La défiance contre le pouvoir en place tourne au tragique en Indonésie. Faisant au moins trois morts, de très violentes manifestations ont éclaté à travers l’archipel, représentant le plus grand test pour Prabowo Subianto moins d’un an après son arrivée à la tête du pays.
La première économie d’Asie du Sud-Est est en proie à un mécontentement croissant en raison des difficultés économiques d’une grande partie de la population. Voici les choses à savoir sur ces émeutes.

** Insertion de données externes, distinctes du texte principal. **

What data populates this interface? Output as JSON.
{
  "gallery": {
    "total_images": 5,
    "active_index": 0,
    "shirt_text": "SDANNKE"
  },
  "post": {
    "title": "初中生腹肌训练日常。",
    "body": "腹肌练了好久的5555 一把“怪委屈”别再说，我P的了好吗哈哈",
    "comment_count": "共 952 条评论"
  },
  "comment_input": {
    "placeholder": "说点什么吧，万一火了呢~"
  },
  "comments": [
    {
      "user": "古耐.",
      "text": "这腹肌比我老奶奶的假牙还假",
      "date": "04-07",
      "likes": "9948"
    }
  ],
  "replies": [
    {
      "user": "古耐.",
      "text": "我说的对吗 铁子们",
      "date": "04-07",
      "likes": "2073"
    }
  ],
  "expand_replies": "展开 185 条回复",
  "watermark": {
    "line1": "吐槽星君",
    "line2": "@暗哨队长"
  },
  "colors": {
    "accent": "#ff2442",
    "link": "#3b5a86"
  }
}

Des avantages controversés aux députés
Plusieurs centaines de manifestants se sont rassemblées devant le parlement lundi à Jakarta, en colère contre les avantages accordés aux députés, qui comprennent une allocation de logement presque dix fois supérieure au salaire minimum dans la capitale.
De nouvelles manifestations ont eu lieu jeudi, des centaines de personnes protestant toute la nuit contre les bas salaires. La police a tenté de disperser la foule en utilisant des gaz lacrymogènes et des canons à eau. Lors de cette manifestation, une fourgonnette de l’unité paramilitaire de la Brigade Mobile (Brimob) a écrasé et tué un conducteur de moto-taxi de 21 ans, Affan Kurniawan. Les images sont devenues virales et ont exacerbé la colère contre la police.
Les manifestations s’étendent
Les manifestations se sont intensifiées et étendues à travers le pays après la mort du conducteur. Des milliers de personnes, dont beaucoup de conducteurs de moto « ojek » (moto-taxi), ont manifesté à Jakarta, lançant notamment des pierres et des cocktails Molotov devant le siège de la police. Des manifestations se sont également produites dans d’autres grandes villes de l’archipel comme Yogyakarta, Bandung, Solo et Semarang à Java, et à Medan.
Au moins trois personnes ont été tuées et quatre blessées à Makassar, la plus grande ville de l’île orientale des Célèbes, vendredi soir, après que des manifestants ont mis le feu à un bâtiment public.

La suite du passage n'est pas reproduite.